On February 7, 1983, the Luciuses filed a petition with the Bankruptcy Court to amend the schedule of exemptions to add the vehicles. The trustee objected to the proposed amendment as untimely. The bankruptcy judge, as standing master, filed a report recommending that the petition be denied. Although the Luciuses objected to the report, the District Court denied the petition as untimely. This order is now on appeal before this Court.

6

Rule 110 of the old Federal Rules of Bankruptcy Procedure, in effect when this case was heard, provided, "A voluntary petition, schedule, or statement of affairs may be amended as a matter of course at any time before the case is closed."1 The courts in the Middle District of Tennessee have held that Rule 110 was effectively rescinded by its conflict with 11 U.S.C. Sec. 522(l ), which states:

7

The debtor shall file a list of property that the debtor claims as exempt under subsection (b) of this section. If the debtor does not file such a list, a dependent of the debtor may file such a list, or may claim property as exempt from property of the estate on behalf of the debtor.

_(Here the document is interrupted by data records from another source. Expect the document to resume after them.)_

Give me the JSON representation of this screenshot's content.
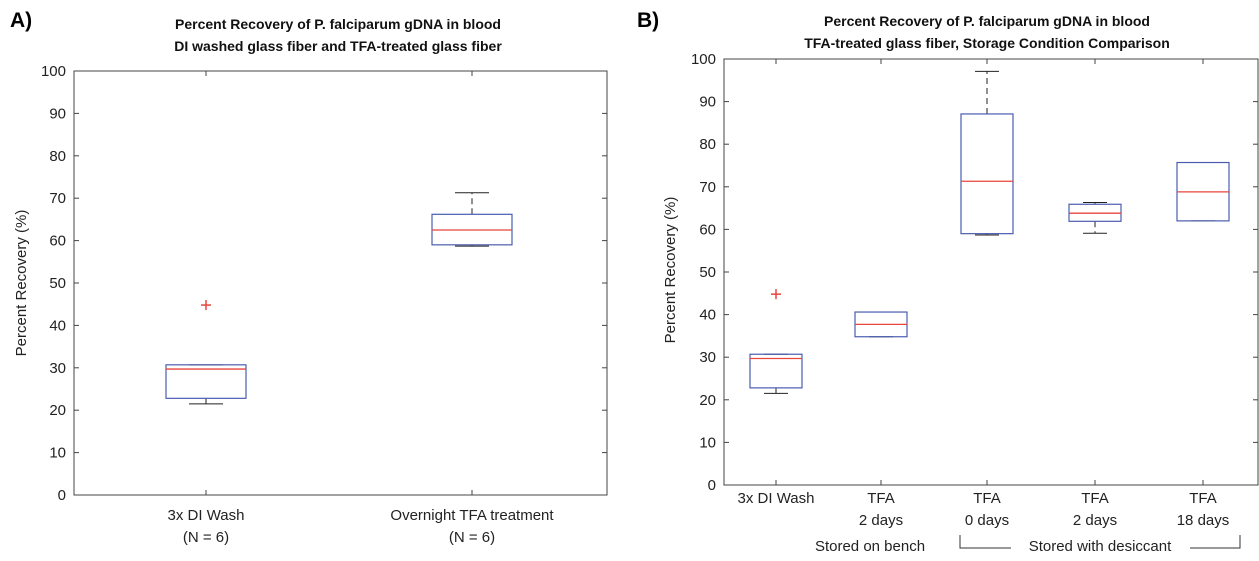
{
  "chart_data": [
    {
      "type": "box",
      "panel_label": "A)",
      "title": [
        "Percent Recovery of P. falciparum gDNA in blood",
        "DI washed glass fiber and TFA-treated glass fiber"
      ],
      "ylabel": "Percent Recovery (%)",
      "ylim": [
        0,
        100
      ],
      "yticks": [
        "0",
        "10",
        "20",
        "30",
        "40",
        "50",
        "60",
        "70",
        "80",
        "90",
        "100"
      ],
      "categories": [
        [
          "3x DI Wash",
          "(N = 6)"
        ],
        [
          "Overnight TFA treatment",
          "(N = 6)"
        ]
      ],
      "boxes": [
        {
          "whisker_low": 21.5,
          "q1": 22.8,
          "median": 29.7,
          "q3": 30.7,
          "whisker_high": 30.7,
          "outliers": [
            44.8
          ]
        },
        {
          "whisker_low": 58.7,
          "q1": 59.0,
          "median": 62.5,
          "q3": 66.2,
          "whisker_high": 71.3,
          "outliers": []
        }
      ],
      "colors": {
        "box": "#4a5cb0",
        "median": "#e8453c",
        "whisker": "#222222",
        "outlier": "#e8453c"
      }
    },
    {
      "type": "box",
      "panel_label": "B)",
      "title": [
        "Percent Recovery of P. falciparum gDNA in blood",
        "TFA-treated glass fiber, Storage Condition Comparison"
      ],
      "ylabel": "Percent Recovery (%)",
      "ylim": [
        0,
        100
      ],
      "yticks": [
        "0",
        "10",
        "20",
        "30",
        "40",
        "50",
        "60",
        "70",
        "80",
        "90",
        "100"
      ],
      "categories": [
        [
          "3x DI Wash"
        ],
        [
          "TFA",
          "2 days"
        ],
        [
          "TFA",
          "0 days"
        ],
        [
          "TFA",
          "2 days"
        ],
        [
          "TFA",
          "18 days"
        ]
      ],
      "boxes": [
        {
          "whisker_low": 21.5,
          "q1": 22.8,
          "median": 29.7,
          "q3": 30.7,
          "whisker_high": 30.7,
          "outliers": [
            44.8
          ]
        },
        {
          "whisker_low": 34.8,
          "q1": 34.8,
          "median": 37.7,
          "q3": 40.6,
          "whisker_high": 40.6,
          "outliers": []
        },
        {
          "whisker_low": 58.7,
          "q1": 59.0,
          "median": 71.3,
          "q3": 87.1,
          "whisker_high": 97.1,
          "outliers": []
        },
        {
          "whisker_low": 59.1,
          "q1": 61.9,
          "median": 63.8,
          "q3": 65.9,
          "whisker_high": 66.3,
          "outliers": []
        },
        {
          "whisker_low": 62.0,
          "q1": 62.0,
          "median": 68.8,
          "q3": 75.7,
          "whisker_high": 75.7,
          "outliers": []
        }
      ],
      "group_labels": [
        {
          "text": "Stored on bench",
          "categories": [
            1
          ]
        },
        {
          "text": "Stored with desiccant",
          "categories": [
            2,
            3,
            4
          ]
        }
      ],
      "colors": {
        "box": "#4a5cb0",
        "median": "#e8453c",
        "whisker": "#222222",
        "outlier": "#e8453c"
      }
    }
  ]
}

Unless a party in interest objects, the property claimed as exempt on such list is exempt.

8

These courts have reasoned that section 522(l ), by requiring that parties in interest be given time to object to proposed exemptions, limited the time during which exemptions can be claimed as of right to the 15-day period for objections established by former Rule 403. See, e.g., In re Williams, 26 B.R. 741 (Bankr.M.D.Tenn.1982); In re Brewer, 17 B.R. 186 (Bankr.M.D.Tenn.), aff'd, 22 B.R. 983 (M.D.Tenn.1982).

9

Rule 110 has been adopted without substantive change as Rule 1009 of the (new) Federal Rules of Bankruptcy Procedure, effective August 1, 1983: "A voluntary petition, list, schedule, statement of financial affairs, statement of executory contracts, or Chapter 13 Statement may be amended by the debtor as a matter of course at any time before the case is closed." This readoption indicates that Congress perceived no inconsistency between this rule and the Bankruptcy Code, including section 522(l ). The Advisory Committee Note to Rule 1009 reaffirms the legislative intent to allow amendment as a matter of course for schedules, including lists of exempt property.

10

This rule continues the permissive approach adopted by former Bankruptcy Rule 110 to amendments of voluntary petitions and accompanying papers. Notice of any amendment is required to be given to the trustee. This is particularly important with respect to any amendment of the schedule of property affecting the debtor's claim of exemptions.

11

(Emphasis added).

12

This "permissive approach," allowing amendment at any time before the case is closed and denying courts discretion to reject amendments, has been endorsed in several circuits. See Shirkey v. Leake, 715 F.2d 859, 863 (4th Cir.1983); In re Doan, 672 F.2d 831, 833 (11th Cir.1982); In re Gershenbaum, 598 F.2d 779 (3d Cir.1979); In re Andermahr, 30 B.R. 532 (Bankr. 9th Cir.1983).2 Courts may still refuse to allow an amendment where the debtor has acted in bad faith or where property has been concealed. See Doan, 672 F.2d at 833. Moreover, under Sec. 522(l ) the proposed exemptions are subject to objection by a party in interest. See, e.g., Andermahr, 30 B.R. at 534; In re Maxwell, 5 B.R. 58 (Bankr.N.D.Ga.1980).

13

Accordingly, we reverse the order of the District Court denying the debtors' application to amend their Schedule B-4 and remand for further proceedings.

1

Local Rule 15 of the United States Bankruptcy Court for the Middle District of Tennessee, deleted March 1, 1984, implemented Rule 110

2

The bankruptcy judge who originally acted as standing master in this case has recently indicated that he now believes that the precedents of the Middle District of Tennessee rejecting a right to amend under Rule 110, upon which he presumably based his recommendation in this case, no longer have validity. See In re Davis, 38 B.R. 585 (Bankr.M.D.Tenn.1984) (Lundin, J.)